No doubt you’ll have heard about Bitcoin by now. It’s that disruptive technology that is keeping Financial Services CEOs awake at night. JP Morgan CEO, Jamie Dimon, in his annual letter to shareholders warned investors and the banking industry that “Silicon Valley is coming” – suggesting that there are hundreds of startups focusing on the financial services technology space (“fintech”) and that traditional banking will need to double down on its innovation efforts.
[Startups] … are very good at reducing the ‘pain points’ in that they can make loans in minutes, which might take banks weeks. We are going to work hard to make our services as seamless and competitive as theirs. And we also are completely comfortable with partnering where it makes sense.
But his particular focus on next generation payments systems like PayPal and Bitcoin were called out for special attention.
Here in Australia, these new systems have been the subject of a Senate Hearing Committee investigating digital currencies.

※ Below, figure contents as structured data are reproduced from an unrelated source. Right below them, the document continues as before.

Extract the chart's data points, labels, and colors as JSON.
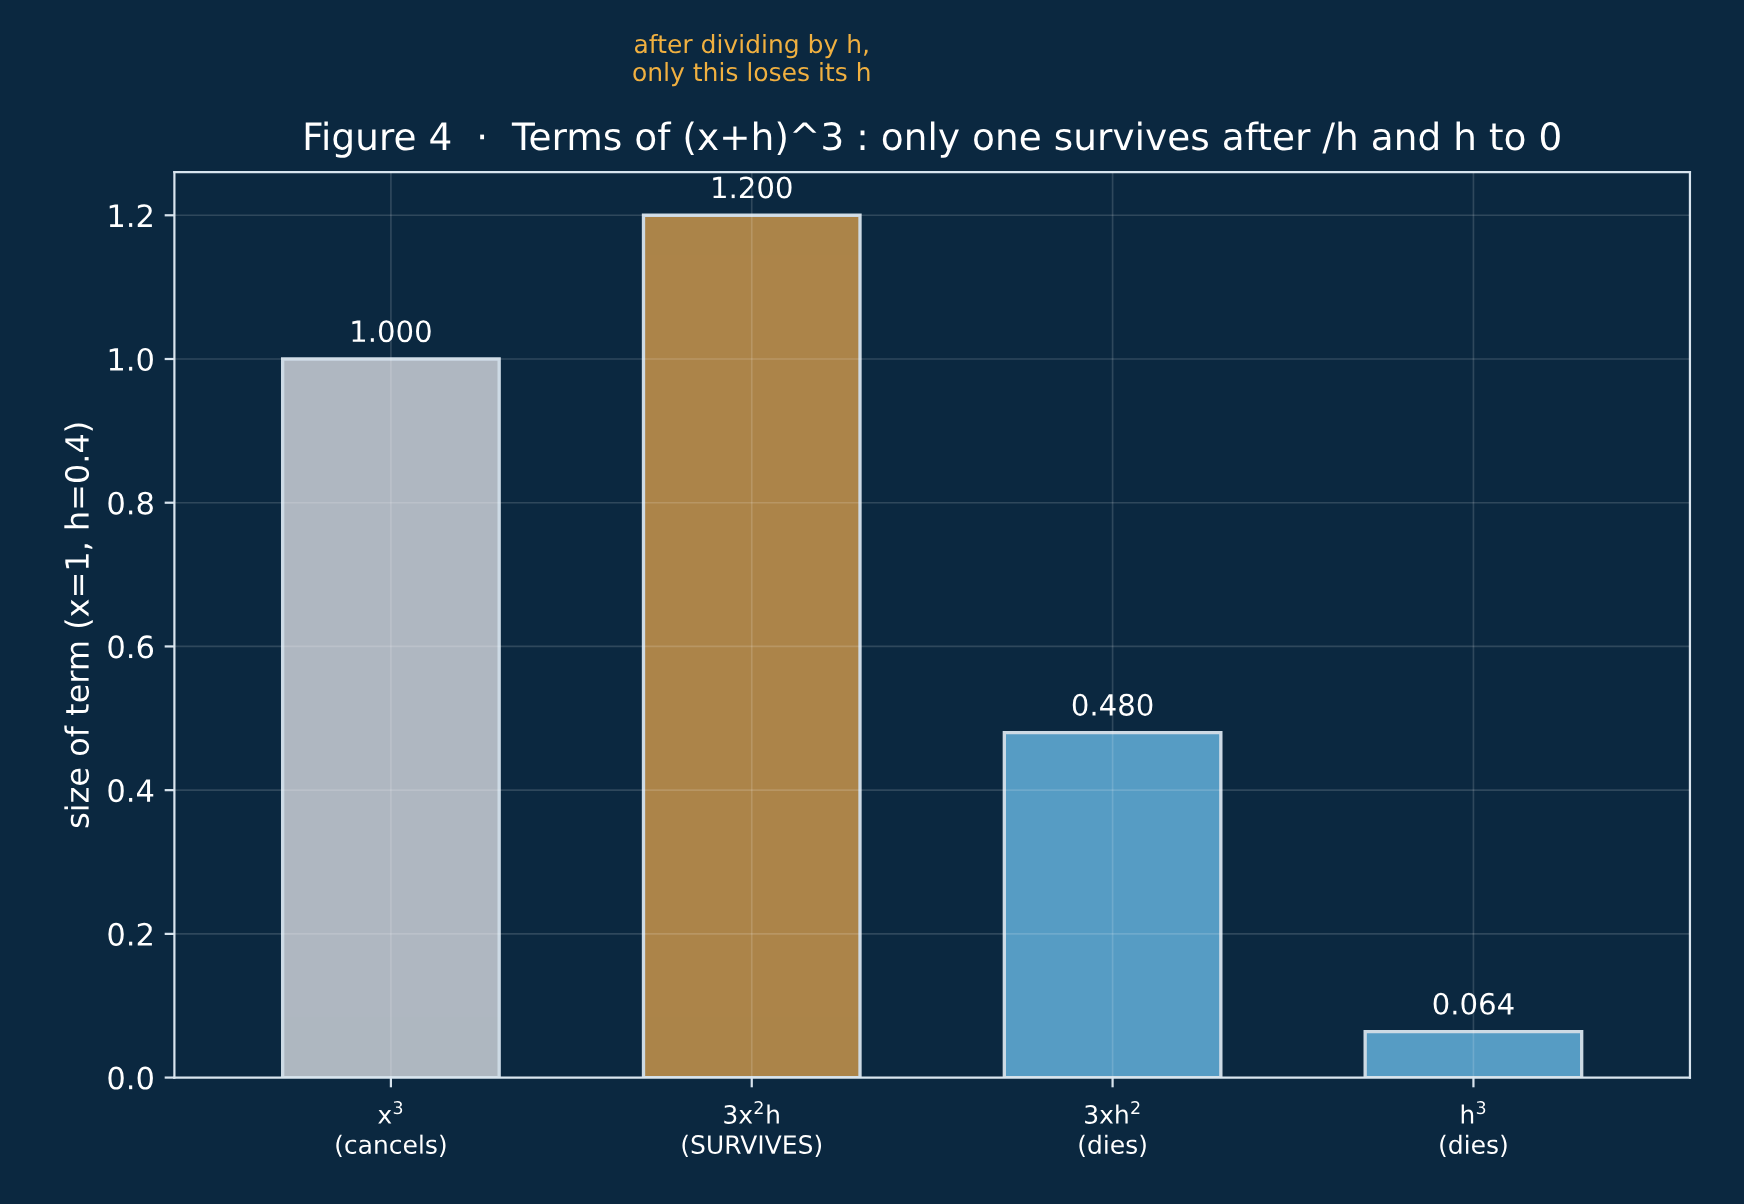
{
  "chart_data": {
    "type": "bar",
    "title": "Figure 4  ·  Terms of (x+h)^3 : only one survives after /h and h to 0",
    "ylabel": "size of term (x=1, h=0.4)",
    "categories": [
      "x$^{3}$\n(cancels)",
      "3x$^{2}$h\n(SURVIVES)",
      "3xh$^{2}$\n(dies)",
      "h$^{3}$\n(dies)"
    ],
    "values": [
      1.0,
      1.2,
      0.48,
      0.064
    ],
    "colors": [
      "#b8bfc8",
      "#b5894a",
      "#5ba3cc",
      "#5ba3cc"
    ],
    "value_labels": [
      "1.000",
      "1.200",
      "0.480",
      "0.064"
    ],
    "annotations": [
      "after dividing by h,\nonly this loses its h"
    ],
    "ylim": [
      0,
      1.26
    ],
    "yticks": [
      {
        "value": 0,
        "label": "0.0"
      },
      0.2,
      0.4,
      0.6,
      0.8,
      {
        "value": 1,
        "label": "1.0"
      },
      1.2
    ],
    "grid": true
  }
}
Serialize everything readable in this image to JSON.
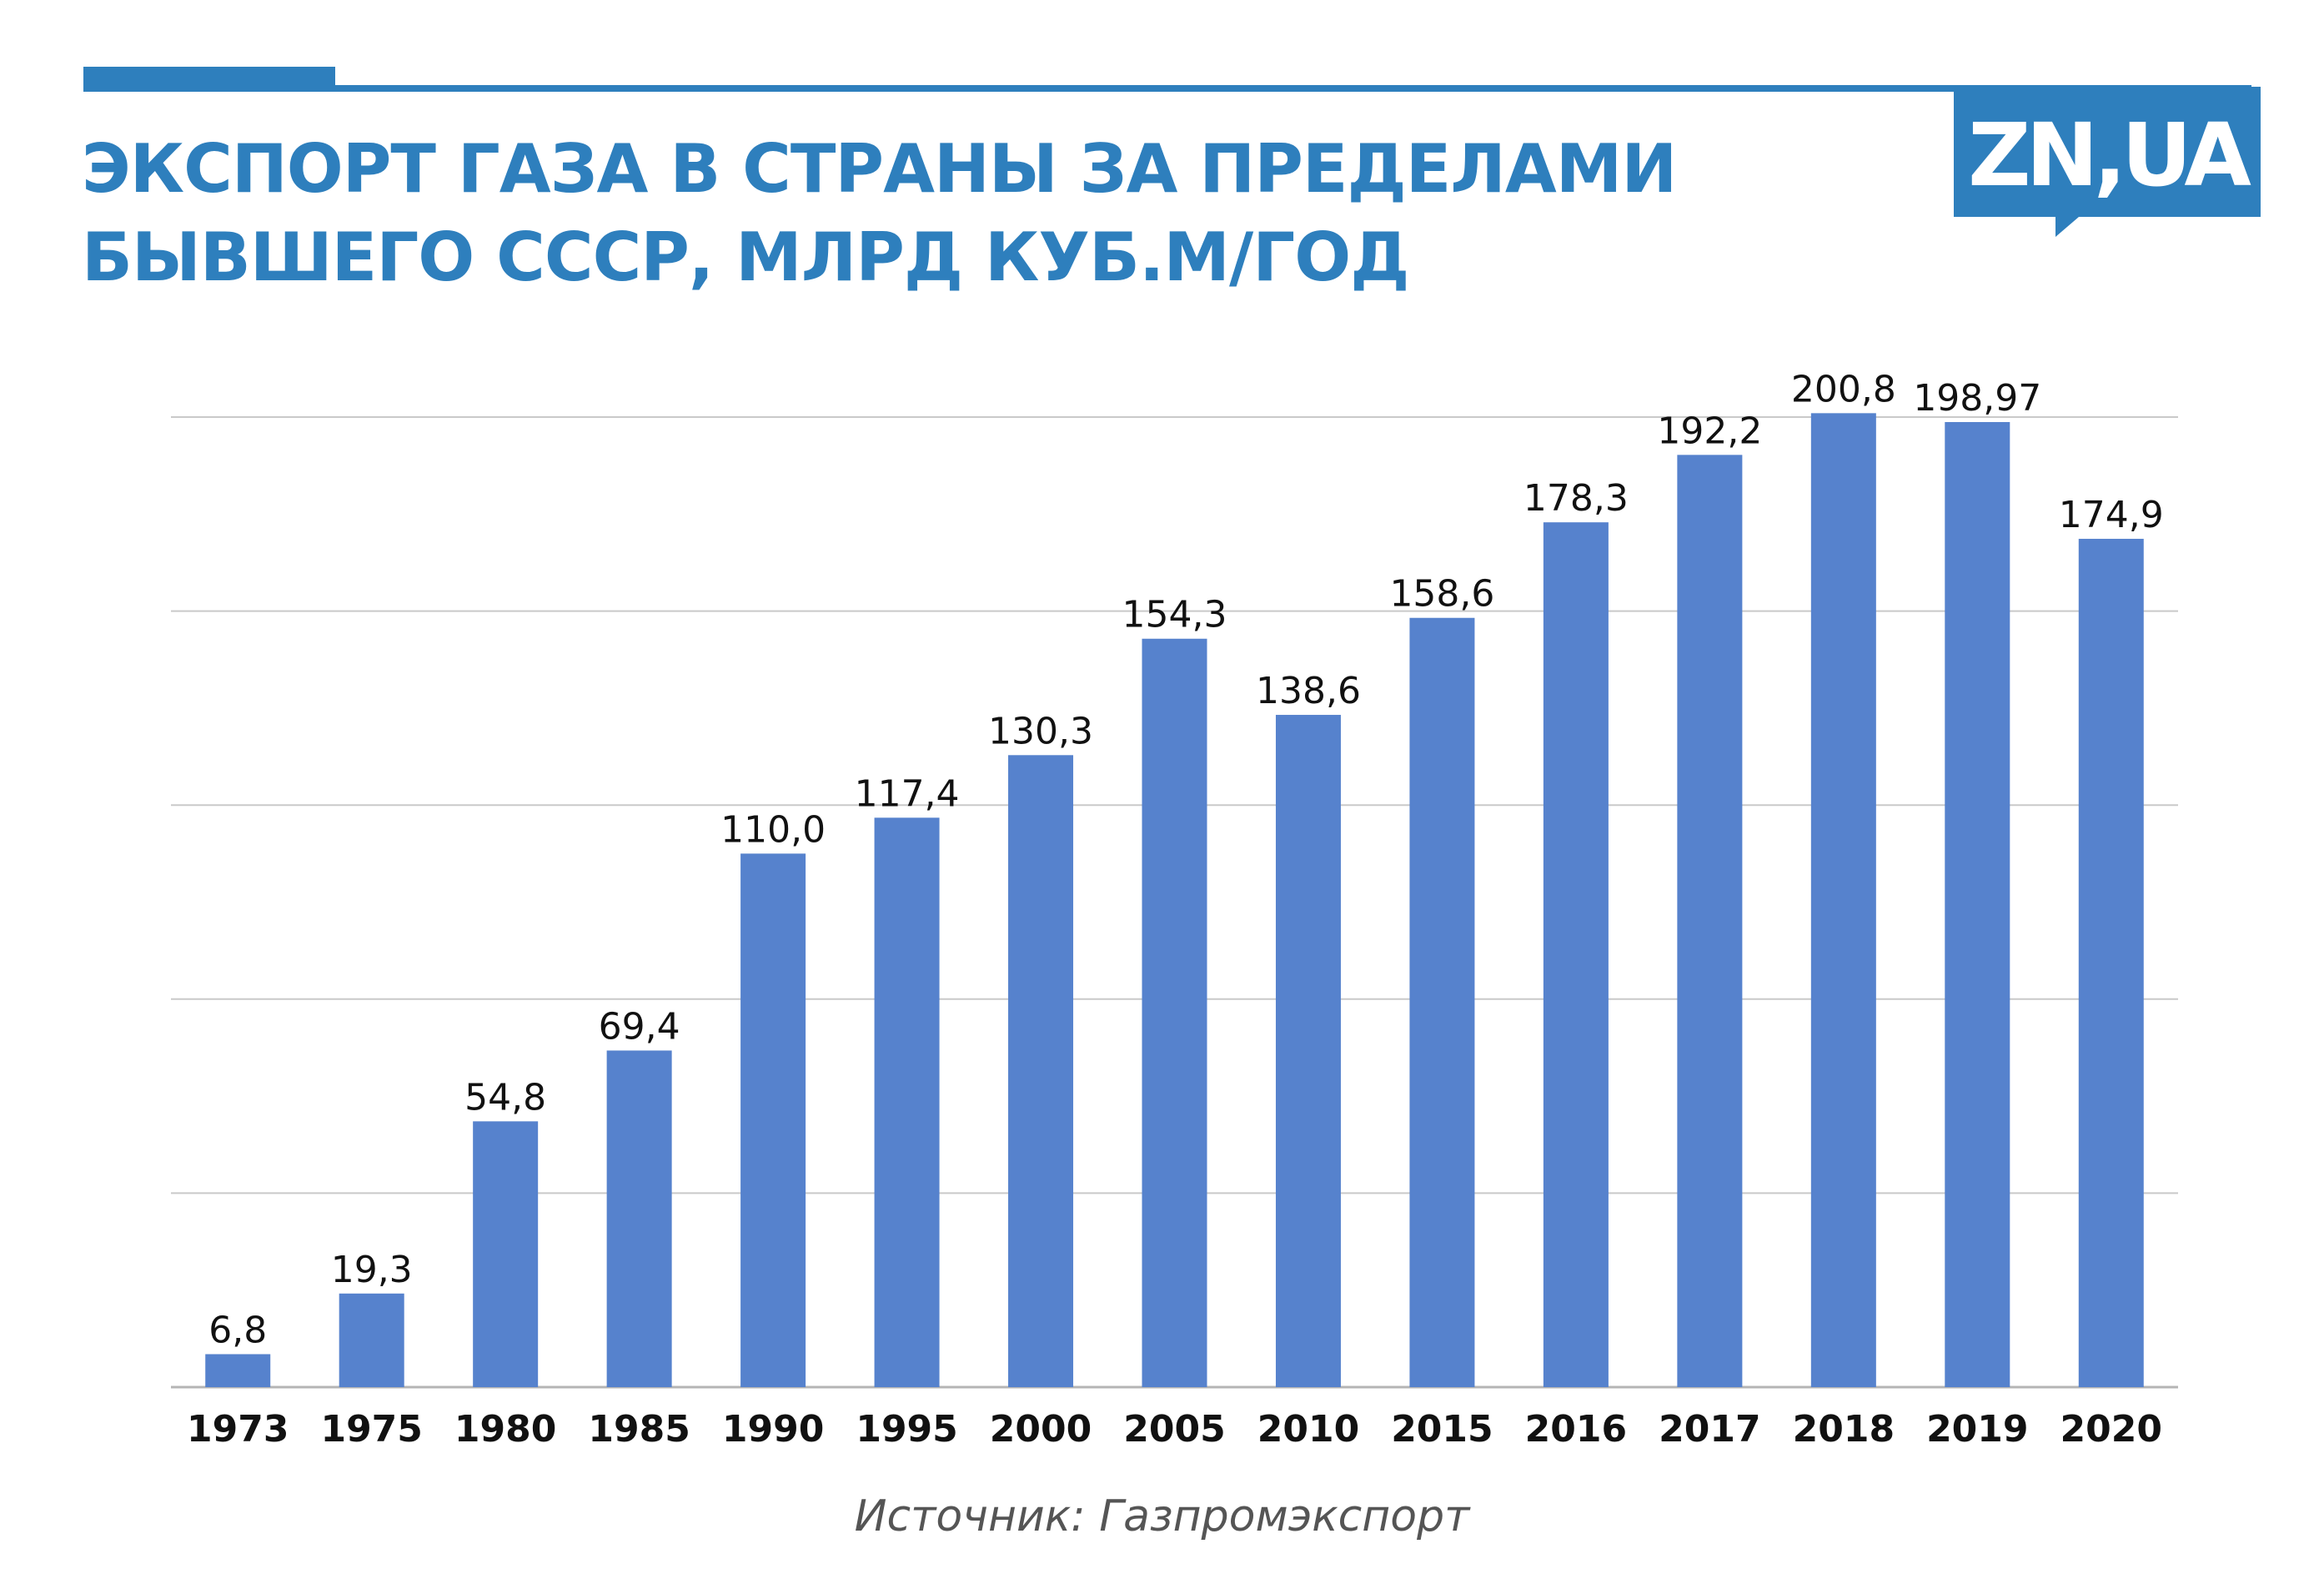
{
  "brand": {
    "accent_color": "#2e7fbd",
    "bar_color": "#5682cd",
    "logo_text": "ZN,UA"
  },
  "header": {
    "title_line1": "ЭКСПОРТ ГАЗА В СТРАНЫ ЗА ПРЕДЕЛАМИ",
    "title_line2": "БЫВШЕГО СССР, МЛРД КУБ.М/ГОД"
  },
  "footer": {
    "source": "Источник: Газпромэкспорт"
  },
  "chart_data": {
    "type": "bar",
    "title": "ЭКСПОРТ ГАЗА В СТРАНЫ ЗА ПРЕДЕЛАМИ БЫВШЕГО СССР, МЛРД КУБ.М/ГОД",
    "categories": [
      "1973",
      "1975",
      "1980",
      "1985",
      "1990",
      "1995",
      "2000",
      "2005",
      "2010",
      "2015",
      "2016",
      "2017",
      "2018",
      "2019",
      "2020"
    ],
    "values": [
      6.8,
      19.3,
      54.8,
      69.4,
      110.0,
      117.4,
      130.3,
      154.3,
      138.6,
      158.6,
      178.3,
      192.2,
      200.8,
      198.97,
      174.9
    ],
    "value_labels": [
      "6,8",
      "19,3",
      "54,8",
      "69,4",
      "110,0",
      "117,4",
      "130,3",
      "154,3",
      "138,6",
      "158,6",
      "178,3",
      "192,2",
      "200,8",
      "198,97",
      "174,9"
    ],
    "ylim": [
      0,
      200
    ],
    "gridlines": [
      0,
      40,
      80,
      120,
      160,
      200
    ],
    "grid": true,
    "y_tick_labels_shown": false,
    "xlabel": "",
    "ylabel": ""
  }
}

But how does Bitcoin work? Sean Carmody, Head of Credit Risk at Westpac put together this presentation that explains the technical underpinnings of Bitcoin – the blockchain. It explains:
- Why virtual currencies are a happening thing – the perfect match for a virtual world
- The problem with virtual currencies – how to prevent people simply “copying” a digital currency
- The innovation in the “blockchain”
And while the presentation does get technical, it is also eye-opening. Technology may be transforming the way that currencies can operate (now and into the future) – but TRUST remains a vital ingredient in currency transactions. And as Sean suggests, Bitcoin may not be the winner in the digital currency race – but it has fired the starter’s gun.